Anyway I would still run 1 storage node per hard drive. I am now telling that the third time. I guess I should stop it^^
thank you very much for your valuable advices
zpool status
pool: opool
state: ONLINE
scan: scrub repaired 0B in 0 days 06:37:14 with 0 errors on Sun Sep 13 07:01:15 2020
config:
NAME STATE READ WRITE CKSUM
opool ONLINE 0 0 0
mirror-0 ONLINE 0 0 0
scsi-35000cca2556d51f4 ONLINE 0 0 0
scsi-35000cca2556e97a8 ONLINE 0 0 0
errors: No known data errors
pool: rpool
state: ONLINE
scan: scrub repaired 0B in 0 days 00:06:12 with 0 errors on Sun Sep 13 00:30:16 2020
config:
NAME STATE READ WRITE CKSUM
rpool ONLINE 0 0 0
ata-OCZ-AGILITY3_OCZ-B8LCS0WQ7Z7Q89B6-part3 ONLINE 0 0 0
errors: No known data errors
pool: tank
state: ONLINE
scan: scrub repaired 0B in 0 days 15:25:56 with 0 errors on Wed Sep 16 13:26:48 2020
config:
NAME STATE READ WRITE CKSUM
tank ONLINE 0 0 0
raidz1-0 ONLINE 0 0 0
ata-HGST_HUS726060ALA640_AR11021EH2JDXB ONLINE 0 0 0
ata-HGST_HUS726060ALA640_AR11021EH21JAB ONLINE 0 0 0
ata-HGST_HUS726060ALA640_AR31021EH1P62C ONLINE 0 0 0
raidz1-2 ONLINE 0 0 0
ata-TOSHIBA_DT01ACA300_531RH5DGS ONLINE 0 0 0
ata-TOSHIBA_DT01ACA300_99PGNAYCS ONLINE 0 0 0
ata-TOSHIBA_DT01ACA300_Z252JW8AS ONLINE 0 0 0
raidz1-3 ONLINE 0 0 0
ata-HGST_HUS726060ALA640_AR31051EJS7UEJ ONLINE 0 0 0
ata-HGST_HUS726060ALA640_AR31051EJSAY0J ONLINE 0 0 0
ata-TOSHIBA_DT01ACA300_99QJHASCS ONLINE 0 0 0
logs
fioa2 ONLINE 0 0 0
cache
fioa1 ONLINE 0 0 0
my current setup
opool contains a new node because i haven’t gotten it moved yet, it’s a pool for my own stuff and is on a mirror because i had two sas drives that didn’t want to work with the other drives in the raid.
Tank is my main storage pool, it basically runs data across 3 x raidz1’s so that it’s iops in 3x of what a single hdd setup on zfs would run at.

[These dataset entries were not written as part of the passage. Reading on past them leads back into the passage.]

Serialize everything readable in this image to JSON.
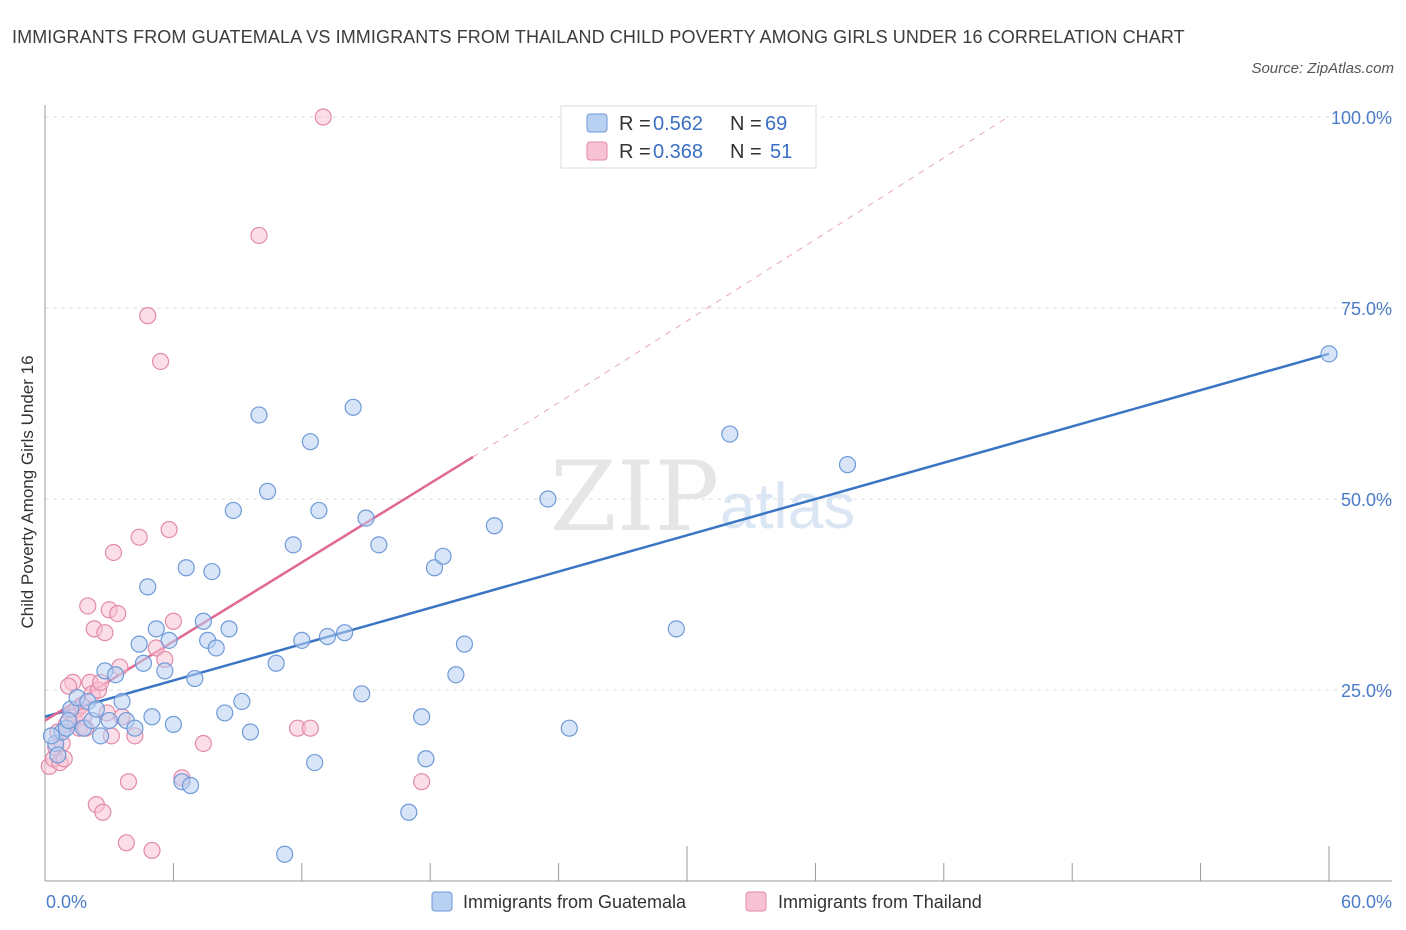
{
  "title": "IMMIGRANTS FROM GUATEMALA VS IMMIGRANTS FROM THAILAND CHILD POVERTY AMONG GIRLS UNDER 16 CORRELATION CHART",
  "source": "Source: ZipAtlas.com",
  "watermark": {
    "zip": "ZIP",
    "atlas": "atlas"
  },
  "colors": {
    "guatemala": "#3a75c4",
    "guatemala_fill": "#b8d0f2",
    "thailand": "#e06a94",
    "thailand_fill": "#f7c3d4",
    "tick_label": "#4a7cc7",
    "grid": "#dddddd"
  },
  "legend": {
    "r_label": "R =",
    "n_label": "N =",
    "guatemala": {
      "r": "0.562",
      "n": "69"
    },
    "thailand": {
      "r": "0.368",
      "n": "51"
    }
  },
  "bottom_legend": {
    "guatemala": "Immigrants from Guatemala",
    "thailand": "Immigrants from Thailand"
  },
  "chart_data": {
    "type": "scatter",
    "title": "IMMIGRANTS FROM GUATEMALA VS IMMIGRANTS FROM THAILAND CHILD POVERTY AMONG GIRLS UNDER 16 CORRELATION CHART",
    "xlabel": "",
    "ylabel": "Child Poverty Among Girls Under 16",
    "xlim": [
      0,
      60
    ],
    "ylim": [
      0,
      100
    ],
    "x_tick_labels": [
      "0.0%",
      "60.0%"
    ],
    "y_tick_labels": [
      "25.0%",
      "50.0%",
      "75.0%",
      "100.0%"
    ],
    "y_ticks": [
      25,
      50,
      75,
      100
    ],
    "grid": true,
    "legend_position": "top-center",
    "series": [
      {
        "name": "Immigrants from Guatemala",
        "points": [
          [
            0.5,
            18.0
          ],
          [
            0.8,
            19.5
          ],
          [
            1.0,
            20.0
          ],
          [
            1.2,
            22.5
          ],
          [
            1.5,
            24.0
          ],
          [
            1.8,
            20.0
          ],
          [
            2.0,
            23.5
          ],
          [
            2.2,
            21.0
          ],
          [
            2.4,
            22.5
          ],
          [
            2.6,
            19.0
          ],
          [
            2.8,
            27.5
          ],
          [
            3.0,
            21.0
          ],
          [
            3.3,
            27.0
          ],
          [
            3.6,
            23.5
          ],
          [
            3.8,
            21.0
          ],
          [
            4.2,
            20.0
          ],
          [
            4.4,
            31.0
          ],
          [
            4.6,
            28.5
          ],
          [
            4.8,
            38.5
          ],
          [
            5.0,
            21.5
          ],
          [
            5.2,
            33.0
          ],
          [
            5.6,
            27.5
          ],
          [
            5.8,
            31.5
          ],
          [
            6.0,
            20.5
          ],
          [
            6.4,
            13.0
          ],
          [
            6.6,
            41.0
          ],
          [
            6.8,
            12.5
          ],
          [
            7.0,
            26.5
          ],
          [
            7.4,
            34.0
          ],
          [
            7.6,
            31.5
          ],
          [
            7.8,
            40.5
          ],
          [
            8.0,
            30.5
          ],
          [
            8.4,
            22.0
          ],
          [
            8.6,
            33.0
          ],
          [
            8.8,
            48.5
          ],
          [
            9.2,
            23.5
          ],
          [
            9.6,
            19.5
          ],
          [
            10.0,
            61.0
          ],
          [
            10.4,
            51.0
          ],
          [
            10.8,
            28.5
          ],
          [
            11.2,
            3.5
          ],
          [
            11.6,
            44.0
          ],
          [
            12.0,
            31.5
          ],
          [
            12.4,
            57.5
          ],
          [
            12.6,
            15.5
          ],
          [
            12.8,
            48.5
          ],
          [
            13.2,
            32.0
          ],
          [
            14.0,
            32.5
          ],
          [
            14.4,
            62.0
          ],
          [
            14.8,
            24.5
          ],
          [
            15.0,
            47.5
          ],
          [
            15.6,
            44.0
          ],
          [
            17.0,
            9.0
          ],
          [
            17.6,
            21.5
          ],
          [
            17.8,
            16.0
          ],
          [
            18.2,
            41.0
          ],
          [
            18.6,
            42.5
          ],
          [
            19.2,
            27.0
          ],
          [
            19.6,
            31.0
          ],
          [
            21.0,
            46.5
          ],
          [
            23.5,
            50.0
          ],
          [
            24.5,
            20.0
          ],
          [
            29.5,
            33.0
          ],
          [
            32.0,
            58.5
          ],
          [
            37.5,
            54.5
          ],
          [
            60.0,
            69.0
          ],
          [
            0.3,
            19.0
          ],
          [
            0.6,
            16.5
          ],
          [
            1.1,
            21.0
          ]
        ],
        "trend": {
          "x": [
            0,
            60
          ],
          "y": [
            21.5,
            69.0
          ]
        }
      },
      {
        "name": "Immigrants from Thailand",
        "points": [
          [
            0.2,
            15.0
          ],
          [
            0.4,
            16.0
          ],
          [
            0.5,
            17.5
          ],
          [
            0.6,
            19.5
          ],
          [
            0.7,
            15.5
          ],
          [
            0.8,
            18.0
          ],
          [
            0.9,
            16.0
          ],
          [
            1.0,
            20.5
          ],
          [
            1.2,
            22.0
          ],
          [
            1.3,
            26.0
          ],
          [
            1.4,
            21.0
          ],
          [
            1.5,
            22.5
          ],
          [
            1.6,
            20.0
          ],
          [
            1.7,
            23.0
          ],
          [
            1.8,
            21.5
          ],
          [
            1.9,
            20.0
          ],
          [
            2.0,
            36.0
          ],
          [
            2.1,
            26.0
          ],
          [
            2.2,
            24.5
          ],
          [
            2.3,
            33.0
          ],
          [
            2.4,
            10.0
          ],
          [
            2.5,
            25.0
          ],
          [
            2.6,
            26.0
          ],
          [
            2.7,
            9.0
          ],
          [
            2.8,
            32.5
          ],
          [
            2.9,
            22.0
          ],
          [
            3.0,
            35.5
          ],
          [
            3.1,
            19.0
          ],
          [
            3.2,
            43.0
          ],
          [
            3.4,
            35.0
          ],
          [
            3.5,
            28.0
          ],
          [
            3.6,
            21.5
          ],
          [
            3.8,
            5.0
          ],
          [
            3.9,
            13.0
          ],
          [
            4.2,
            19.0
          ],
          [
            4.4,
            45.0
          ],
          [
            4.8,
            74.0
          ],
          [
            5.0,
            4.0
          ],
          [
            5.2,
            30.5
          ],
          [
            5.4,
            68.0
          ],
          [
            5.6,
            29.0
          ],
          [
            5.8,
            46.0
          ],
          [
            6.0,
            34.0
          ],
          [
            6.4,
            13.5
          ],
          [
            7.4,
            18.0
          ],
          [
            10.0,
            84.5
          ],
          [
            11.8,
            20.0
          ],
          [
            12.4,
            20.0
          ],
          [
            13.0,
            100.0
          ],
          [
            17.6,
            13.0
          ],
          [
            1.1,
            25.5
          ]
        ],
        "trend": {
          "x": [
            0,
            20
          ],
          "y": [
            21.0,
            55.5
          ]
        },
        "trend_extension": {
          "x": [
            20,
            45
          ],
          "y": [
            55.5,
            100.0
          ]
        }
      }
    ]
  }
}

rpool is currently boot, but that will be removed soon to free up another sata port
and then on top i got a slog and running sync always to minimize defragmentation of data on the pool and a l2arc to minimize reads from often read stuff…
ofc this runs more than just the storagenode…
not much currently tho lol…
something people often forget about raid is the iops… most standard raid arrays only get iops for 1 drive worth, which means you end up having like 6 drives or 8 in a raid 6 and they all collectively work on an iops equal to a single drive… which means in some workloads the array is useless
FWIW, btrfs has been pretty reliable since Linux kernel 4.4 (for me anyway), not to get too off-topic. Most of the problems I see these days are actually btrfs detecting corruption caused by hardware failure. If btrfs cannot repair the data from a good copy, it will loudly fail to read the data where other filesystems like ext4 will happily return bad data to the application. So you’ll see more errors with btrfs but that’s just because it knows when corruption happens and ext4 doesn’t. (ZFS also does checksumming and can transparently repair bad data from a good copy.)
My experience is that ZFS detected that 2 of my hard drives are bad and I should replace them. The 2 storage nodes are still running fine and have not been disqualified. I will just take the extra money until the hard drives have too many failures or don’t even start.